Cardinal Joseph Zen is auspiciously named. The cardinal’s courteous demeanour and gentle eloquence give him an air of serenity – which makes his attacks on the Chinese government all the more devastating.
Cardinal Zen, who is based in Hong Kong, has often warned the Vatican against any rapprochement with Beijing. He has criticised the Chinese Patriotic Catholic Association (CPCA), the state-run “official” Church, for its subservience to the communist government. He has spoken frankly about the state’s human rights abuses.
But China’s most senior Catholic cleric is now sounding worried. The Beijing-Rome deal which he has long opposed could be around the corner.
Last week the cardinal pleaded with the Vatican not to “surrender” to Beijing, saying that making such a deal would be “destroying the Church”.
Nothing is officially confirmed yet, but there have been several recent indications that the Holy See wants to press towards an agreement with Beijing. The news agency Reuters claims to have spoken to Vatican sources who believe a deal is imminent. Similar rumours abound in the Catholic and secular press. This week’s Vatican warning to the underground Church not to ordain bishops without permission may also indicate that Rome is hoping for a compromise with the Chinese authorities.

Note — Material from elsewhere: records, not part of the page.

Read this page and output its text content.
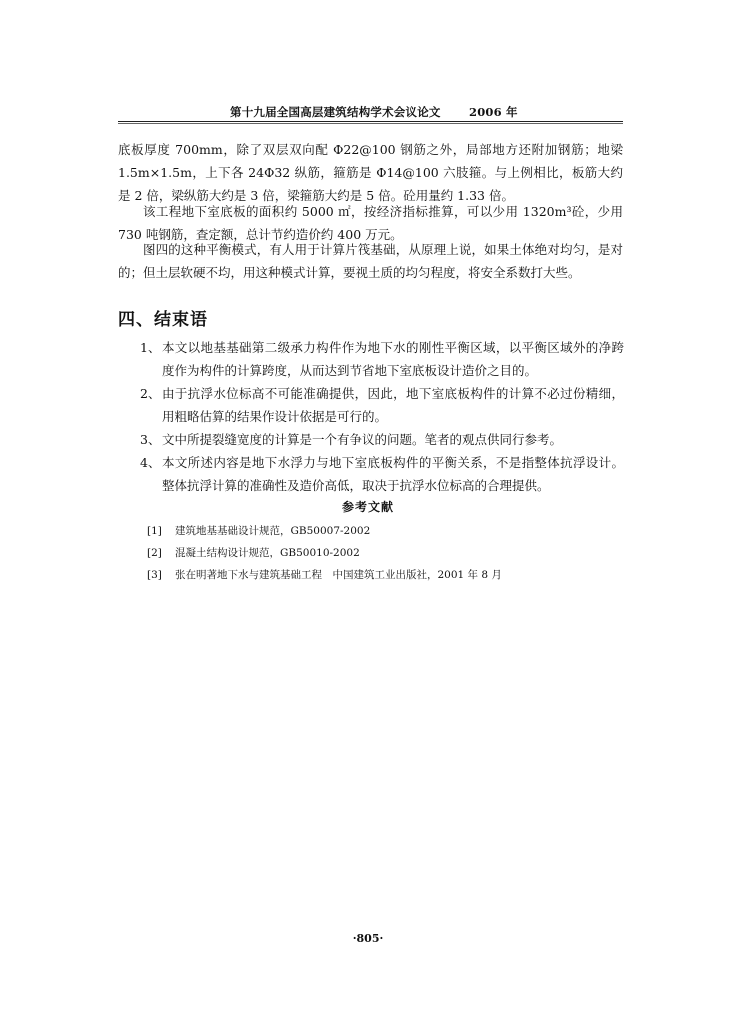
第十九届全国高层建筑结构学术会议论文 2006 年
底板厚度 700mm，除了双层双向配 Φ22@100 钢筋之外，局部地方还附加钢筋；地梁 1.5m×1.5m，上下各 24Φ32 纵筋，箍筋是 Φ14@100 六肢箍。与上例相比，板筋大约是 2 倍，梁纵筋大约是 3 倍，梁箍筋大约是 5 倍。砼用量约 1.33 倍。
该工程地下室底板的面积约 5000 ㎡，按经济指标推算，可以少用 1320m³砼，少用 730 吨钢筋，查定额，总计节约造价约 400 万元。
图四的这种平衡模式，有人用于计算片筏基础，从原理上说，如果土体绝对均匀，是对的；但土层软硬不均，用这种模式计算，要视土质的均匀程度，将安全系数打大些。
四、结束语
1、 本文以地基基础第二级承力构件作为地下水的刚性平衡区域，以平衡区域外的净跨度作为构件的计算跨度，从而达到节省地下室底板设计造价之目的。
2、 由于抗浮水位标高不可能准确提供，因此，地下室底板构件的计算不必过份精细，用粗略估算的结果作设计依据是可行的。
3、 文中所提裂缝宽度的计算是一个有争议的问题。笔者的观点供同行参考。
4、 本文所述内容是地下水浮力与地下室底板构件的平衡关系，不是指整体抗浮设计。整体抗浮计算的准确性及造价高低，取决于抗浮水位标高的合理提供。
参考文献
[1] 建筑地基基础设计规范，GB50007-2002
[2] 混凝土结构设计规范，GB50010-2002
[3] 张在明著地下水与建筑基础工程　中国建筑工业出版社，2001 年 8 月
·805·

Meanwhile, the Global Times, a semi-official publication of the Chinese Communist Party, has sounded hopeful about a possible deal, running an enthusiastic story headlined: “Under Pope Francis and President Xi, hopes rise for a thaw in ties.”
Part of the agreement could be a recognition of state-appointed CPCA bishops, or as Cardinal Zen calls them, “fake bishops”. In future, moreover, bishops would be selected by a combination of the state and the Vatican – and the cardinal fears that the Vatican would then be “totally subservient to an atheist government”.

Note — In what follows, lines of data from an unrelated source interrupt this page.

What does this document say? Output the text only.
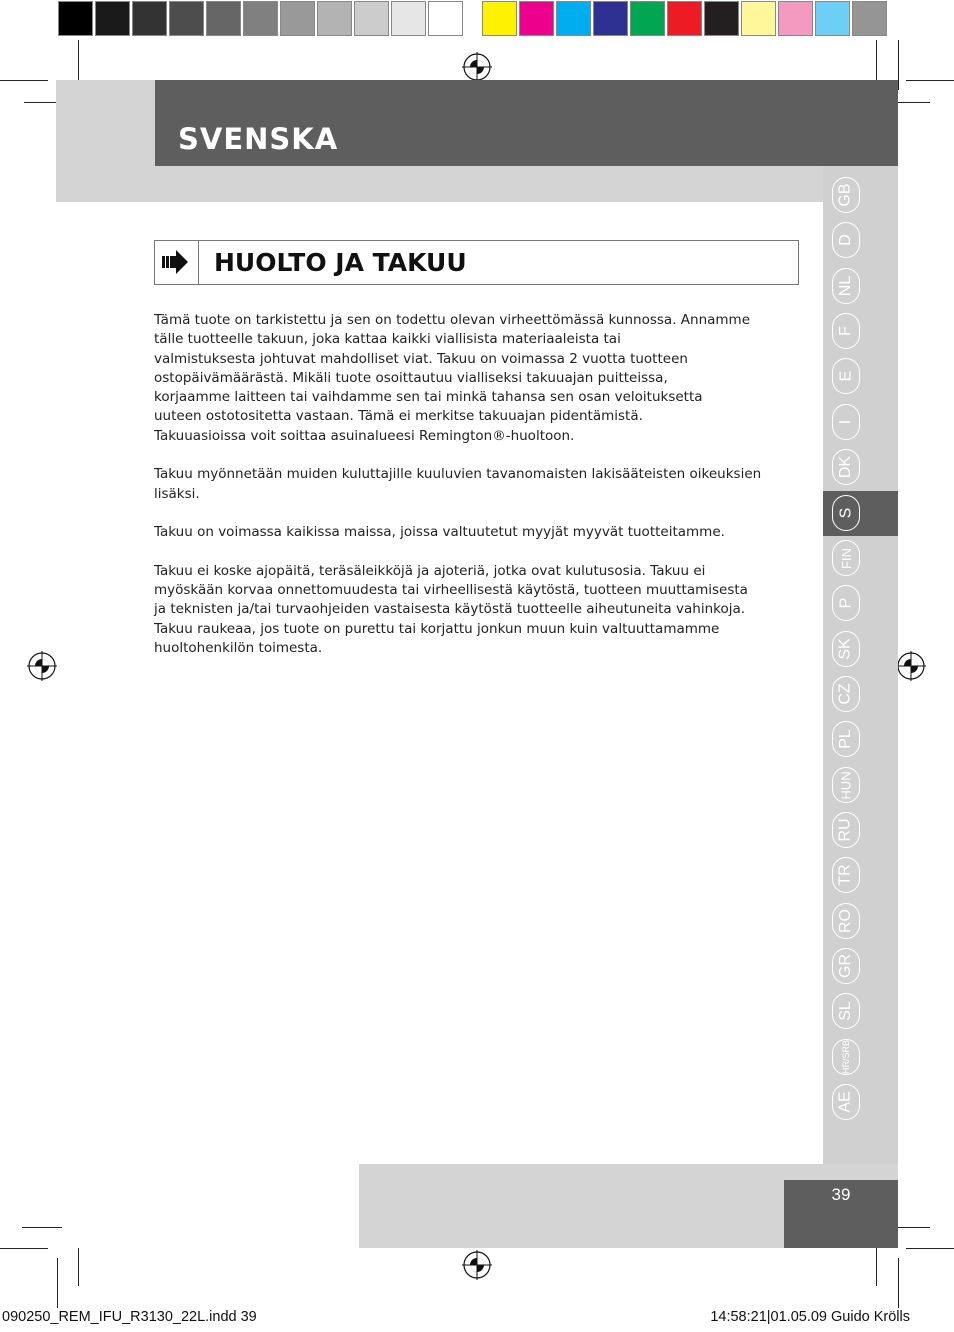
SVENSKA
GB
D
NL
F
E
I
DK
S
FIN
P
SK
CZ
PL
HUN
RU
TR
RO
GR
SL
HR/SRB
AE
HUOLTO JA TAKUU

Tämä tuote on tarkistettu ja sen on todettu olevan virheettömässä kunnossa. Annamme
tälle tuotteelle takuun, joka kattaa kaikki viallisista materiaaleista tai
valmistuksesta johtuvat mahdolliset viat. Takuu on voimassa 2 vuotta tuotteen
ostopäivämäärästä. Mikäli tuote osoittautuu vialliseksi takuuajan puitteissa,
korjaamme laitteen tai vaihdamme sen tai minkä tahansa sen osan veloituksetta
uuteen ostotositetta vastaan. Tämä ei merkitse takuuajan pidentämistä.
Takuuasioissa voit soittaa asuinalueesi Remington®-huoltoon.

Takuu myönnetään muiden kuluttajille kuuluvien tavanomaisten lakisääteisten oikeuksien
lisäksi.

Takuu on voimassa kaikissa maissa, joissa valtuutetut myyjät myyvät tuotteitamme.

Takuu ei koske ajopäitä, teräsäleikköjä ja ajoteriä, jotka ovat kulutusosia. Takuu ei
myöskään korvaa onnettomuudesta tai virheellisestä käytöstä, tuotteen muuttamisesta
ja teknisten ja/tai turvaohjeiden vastaisesta käytöstä tuotteelle aiheutuneita vahinkoja.
Takuu raukeaa, jos tuote on purettu tai korjattu jonkun muun kuin valtuuttamamme
huoltohenkilön toimesta.

39
090250_REM_IFU_R3130_22L.indd 39	14:58:21|01.05.09 Guido Krölls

Admittedly, this is all theoretical at the moment, and it would not be the first time that speculation about a deal came to nothing. Fenggang Yang, director of the Center on Religion and Chinese Society at Purdue University, cautions against the “media enthusiasm”. He points out that many on both sides strongly oppose a deal.
Nevertheless, Yang says, both Pope Francis and President Xi have the power to force through an agreement. And both have reasons to do so: on Francis’s side, a commitment to dialogue and a hope that China’s Catholics might live a less restricted life. Xi’s motives, Yang says, are the good PR of making a deal with Francis, and “the broader economic and other benefits for China among countries with large Catholic populations, such as in Latin America, Southern Europe, and some African countries.”

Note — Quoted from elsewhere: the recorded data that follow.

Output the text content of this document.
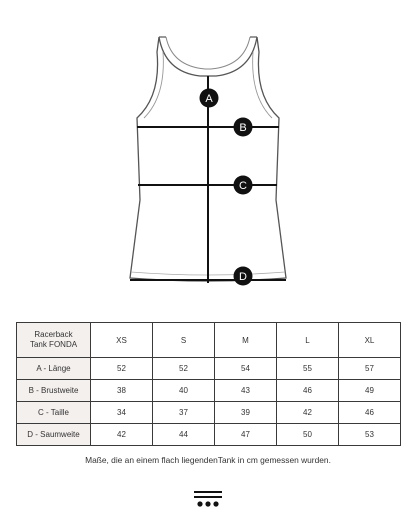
A
B
C
D
Racerback
Tank FONDA	XS	S	M	L	XL
A - Länge	52	52	54	55	57
B - Brustweite	38	40	43	46	49
C - Taille	34	37	39	42	46
D - Saumweite	42	44	47	50	53
Maße, die an einem flach liegendenTank in cm gemessen wurden.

But there is strong opposition on both sides. Beijing’s hardliners see religion as a subversive force which should be put in its place. Many Catholics share Cardinal Zen’s fears about “surrender” to an atheist dictatorship, especially when it comes to appointing bishops.
There are a little over 100 bishops in China. Most have been approved by both the Vatican and Beijing. But 30 are only part of the so-called “underground Church”, which operates without state approval, and sometimes at considerable risk to adherents. A Vatican deal could drive them further underground. The Church has also refused to recognise eight CPCA bishops who were ordained against the Holy See’s wishes.
The CPCA was created by Mao in 1957, effectively to absorb Catholicism into the totalitarian machine. The government has rejected everything Roman since 1949 – meaning, oddly enough, that the CPCA does not teach the dogma of the Assumption (proclaimed in 1950) as infallible.
Maybe it is a slight caricature to see the CPCA as a government poodle and the underground Church as the heroic resistance. Even Cardinal Zen has spoken warmly of the faith of many CPCA laity and clergy. But the CPCA is under the thumb of a government which has murdered, exiled and silenced innumerable Catholics (among others) – and which has, if anything, intensified the persecution in the last few years.
A recent report from the charity China Aid concluded that “Persecution campaigns made 2016 one of the most tyrannical years since the Cultural Revolution.” Local authorities have demolished churches and there have been reports of pastors being tortured in prison. The government has drafted a bill which could shut down churches and ban children from receiving religious education.
This is what Cardinal Zen believes he is fighting when he opposes the deal. But his loyalty to the office of the papacy is at the centre of his spirituality: the cardinal’s order, the Salesians, have a special devotion to the Roman Pontiff.
If a deal goes through, the cardinal told the Wall Street Journal last week, he would advise China’s Catholics not to rebel. “We will have to be loyal to the Pope (the papacy, the authority of the Vicar of Christ) in spite of the Pope.”
So the Catholic conscience – an attituded of obedience to the Pope in non-doctrinal, legislative matters – might achieve what the most powerful dictatorship on earth could not: making Cardinal Joseph Zen fall silent.